Now, if you're open to looking beyond just Australian stocks, there are some global ai companies to invest in that Australian investors can easily access. NVIDIA's basically the choke point for AI chips right now—over 70% market share in the AI chip segment. Their last fiscal year saw revenue hit USD $216 billion, up 65% year-on-year, with gross margins at 75% and net margins at 54%. Those numbers are genuinely wild. They've also launched Blackwell and Rubin platforms that let developers run LLMs within their ecosystem, so they're not just selling chips anymore—they're building an entire infrastructure.
Microsoft's another one that's quietly crushing it. They monetized the AI trend early with Copilot across the Microsoft 365 ecosystem. Their OpenAI investment is now worth roughly USD $137 billion—a 10x return. More than 15 million users are already using their AI products, and they've managed to embed it into most of their tools via subscription. The cash flow generation capacity gives them a real edge because they can fund their own growth without tapping external capital.

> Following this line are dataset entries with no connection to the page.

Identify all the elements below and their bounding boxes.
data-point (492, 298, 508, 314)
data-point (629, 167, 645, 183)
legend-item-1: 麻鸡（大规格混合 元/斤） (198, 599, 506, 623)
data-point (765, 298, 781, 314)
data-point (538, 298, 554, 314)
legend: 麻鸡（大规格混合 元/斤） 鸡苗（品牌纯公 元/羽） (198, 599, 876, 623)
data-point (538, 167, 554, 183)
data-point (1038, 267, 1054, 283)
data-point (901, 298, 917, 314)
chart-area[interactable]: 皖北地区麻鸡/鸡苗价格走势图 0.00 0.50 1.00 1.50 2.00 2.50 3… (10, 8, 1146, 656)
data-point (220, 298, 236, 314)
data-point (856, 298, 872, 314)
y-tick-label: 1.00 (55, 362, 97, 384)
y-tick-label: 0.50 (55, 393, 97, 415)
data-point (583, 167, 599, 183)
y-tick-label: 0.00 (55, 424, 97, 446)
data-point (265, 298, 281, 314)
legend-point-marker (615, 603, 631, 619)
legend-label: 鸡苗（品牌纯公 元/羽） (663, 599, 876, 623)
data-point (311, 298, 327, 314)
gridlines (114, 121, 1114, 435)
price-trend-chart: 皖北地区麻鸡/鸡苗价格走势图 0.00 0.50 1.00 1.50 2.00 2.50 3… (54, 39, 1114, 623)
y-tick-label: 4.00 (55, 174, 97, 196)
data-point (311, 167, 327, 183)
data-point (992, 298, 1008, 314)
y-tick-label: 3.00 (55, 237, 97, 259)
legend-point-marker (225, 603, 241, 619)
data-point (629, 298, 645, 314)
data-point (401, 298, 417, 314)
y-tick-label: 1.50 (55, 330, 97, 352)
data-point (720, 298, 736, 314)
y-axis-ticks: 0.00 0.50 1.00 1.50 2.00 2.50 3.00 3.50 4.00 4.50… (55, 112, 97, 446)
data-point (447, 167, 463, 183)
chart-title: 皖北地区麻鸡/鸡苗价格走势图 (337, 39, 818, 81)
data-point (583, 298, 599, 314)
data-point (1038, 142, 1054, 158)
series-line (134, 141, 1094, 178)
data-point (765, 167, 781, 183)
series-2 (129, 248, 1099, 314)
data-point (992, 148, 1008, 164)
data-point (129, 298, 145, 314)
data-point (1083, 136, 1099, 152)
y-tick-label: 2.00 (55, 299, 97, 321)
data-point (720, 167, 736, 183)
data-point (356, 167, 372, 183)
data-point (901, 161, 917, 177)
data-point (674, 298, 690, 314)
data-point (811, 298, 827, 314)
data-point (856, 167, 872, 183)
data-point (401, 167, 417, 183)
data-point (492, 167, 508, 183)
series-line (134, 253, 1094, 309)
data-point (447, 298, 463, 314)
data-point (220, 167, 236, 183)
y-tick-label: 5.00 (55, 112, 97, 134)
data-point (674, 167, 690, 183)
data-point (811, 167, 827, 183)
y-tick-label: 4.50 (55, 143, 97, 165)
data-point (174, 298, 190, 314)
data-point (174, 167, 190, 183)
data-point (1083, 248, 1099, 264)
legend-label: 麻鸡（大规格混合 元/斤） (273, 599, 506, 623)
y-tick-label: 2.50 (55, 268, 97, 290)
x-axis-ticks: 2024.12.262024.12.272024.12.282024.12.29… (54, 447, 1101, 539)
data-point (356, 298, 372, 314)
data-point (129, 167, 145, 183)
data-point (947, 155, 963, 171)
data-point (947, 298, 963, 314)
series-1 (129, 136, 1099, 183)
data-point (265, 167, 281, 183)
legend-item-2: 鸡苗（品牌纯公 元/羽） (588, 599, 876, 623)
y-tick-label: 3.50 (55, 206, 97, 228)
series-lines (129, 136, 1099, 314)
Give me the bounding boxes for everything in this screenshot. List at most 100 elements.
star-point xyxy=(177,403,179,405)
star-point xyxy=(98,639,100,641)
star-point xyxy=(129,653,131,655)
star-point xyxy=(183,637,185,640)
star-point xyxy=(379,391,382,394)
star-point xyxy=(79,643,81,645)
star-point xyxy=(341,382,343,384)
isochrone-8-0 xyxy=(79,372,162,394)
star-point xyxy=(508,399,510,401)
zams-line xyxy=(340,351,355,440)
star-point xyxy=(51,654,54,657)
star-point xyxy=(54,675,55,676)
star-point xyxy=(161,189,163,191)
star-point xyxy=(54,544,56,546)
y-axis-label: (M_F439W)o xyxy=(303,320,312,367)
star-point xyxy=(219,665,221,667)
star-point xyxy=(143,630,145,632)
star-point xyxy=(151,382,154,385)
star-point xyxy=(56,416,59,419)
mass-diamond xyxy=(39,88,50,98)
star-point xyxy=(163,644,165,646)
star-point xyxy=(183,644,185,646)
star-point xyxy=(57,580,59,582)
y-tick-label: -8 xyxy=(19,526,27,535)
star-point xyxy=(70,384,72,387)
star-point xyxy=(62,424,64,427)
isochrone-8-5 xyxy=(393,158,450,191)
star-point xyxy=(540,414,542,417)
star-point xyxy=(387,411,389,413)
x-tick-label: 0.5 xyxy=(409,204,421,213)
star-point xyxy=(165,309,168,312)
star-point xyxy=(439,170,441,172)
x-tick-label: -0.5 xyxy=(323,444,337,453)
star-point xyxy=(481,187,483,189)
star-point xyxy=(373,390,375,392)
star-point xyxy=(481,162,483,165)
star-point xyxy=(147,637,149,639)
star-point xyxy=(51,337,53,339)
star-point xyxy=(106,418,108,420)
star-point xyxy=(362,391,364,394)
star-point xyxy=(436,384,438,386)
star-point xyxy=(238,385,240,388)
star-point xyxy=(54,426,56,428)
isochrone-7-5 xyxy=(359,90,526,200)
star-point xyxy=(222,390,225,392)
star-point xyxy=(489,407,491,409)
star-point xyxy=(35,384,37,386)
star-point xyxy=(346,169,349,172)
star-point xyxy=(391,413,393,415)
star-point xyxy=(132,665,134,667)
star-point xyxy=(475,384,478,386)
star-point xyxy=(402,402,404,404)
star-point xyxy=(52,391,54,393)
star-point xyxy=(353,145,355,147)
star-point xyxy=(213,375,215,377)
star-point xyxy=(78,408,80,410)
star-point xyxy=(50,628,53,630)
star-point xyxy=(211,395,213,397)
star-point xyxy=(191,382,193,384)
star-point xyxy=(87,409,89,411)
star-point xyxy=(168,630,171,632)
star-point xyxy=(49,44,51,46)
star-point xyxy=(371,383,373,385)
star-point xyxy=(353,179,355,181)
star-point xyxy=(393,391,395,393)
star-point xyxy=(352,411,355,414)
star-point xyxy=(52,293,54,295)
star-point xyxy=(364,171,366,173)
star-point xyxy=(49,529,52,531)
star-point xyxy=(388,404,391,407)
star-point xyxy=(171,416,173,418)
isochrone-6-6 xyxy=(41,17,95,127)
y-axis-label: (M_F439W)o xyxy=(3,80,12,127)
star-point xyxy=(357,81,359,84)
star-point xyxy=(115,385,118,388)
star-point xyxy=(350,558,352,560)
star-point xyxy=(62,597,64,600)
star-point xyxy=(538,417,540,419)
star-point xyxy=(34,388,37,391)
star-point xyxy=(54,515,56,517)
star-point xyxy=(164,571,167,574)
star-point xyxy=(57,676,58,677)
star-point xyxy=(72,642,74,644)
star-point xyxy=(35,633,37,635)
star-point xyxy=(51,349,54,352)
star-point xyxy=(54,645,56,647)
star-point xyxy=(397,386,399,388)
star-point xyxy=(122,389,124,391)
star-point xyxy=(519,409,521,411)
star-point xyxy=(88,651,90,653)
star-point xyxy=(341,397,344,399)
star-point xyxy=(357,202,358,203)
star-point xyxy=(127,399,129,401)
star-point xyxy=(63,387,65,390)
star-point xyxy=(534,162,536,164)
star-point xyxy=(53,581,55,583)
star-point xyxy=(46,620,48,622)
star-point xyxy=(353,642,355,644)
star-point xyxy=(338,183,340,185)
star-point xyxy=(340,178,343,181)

Alphabet's been interesting to watch too, especially since the Gemini launch. They've got every layer of the AI stack—their own chips for data centers, YouTube and Search controlling the advertising front-end, and a highly profitable Cloud business. Plus, they just locked in a partnership with Apple for next-gen AI features in iOS and MacOS. That's the kind of distribution moat that's hard to replicate.
If you're not sure about picking individual stocks, there's also the ETF route. Vanguard Information Technology ETF, iShares U.S. Technology ETF, and Fidelity's MSCI Information Technology Index ETF offer diversified exposure if you want to spread the risk across multiple ai companies in the sector.
The way I see it, the AI opportunity in Australia is real, but it's more nuanced than just buying the obvious plays. The best returns are probably going to come from companies that have figured out how to integrate AI into existing business models and actually improve their financials. Whether you go direct with individual stocks, grab an ETF, or use derivatives for shorter-term plays really depends on your investment horizon and risk tolerance. But the infrastructure and software plays seem to be where the actual money is flowing right now.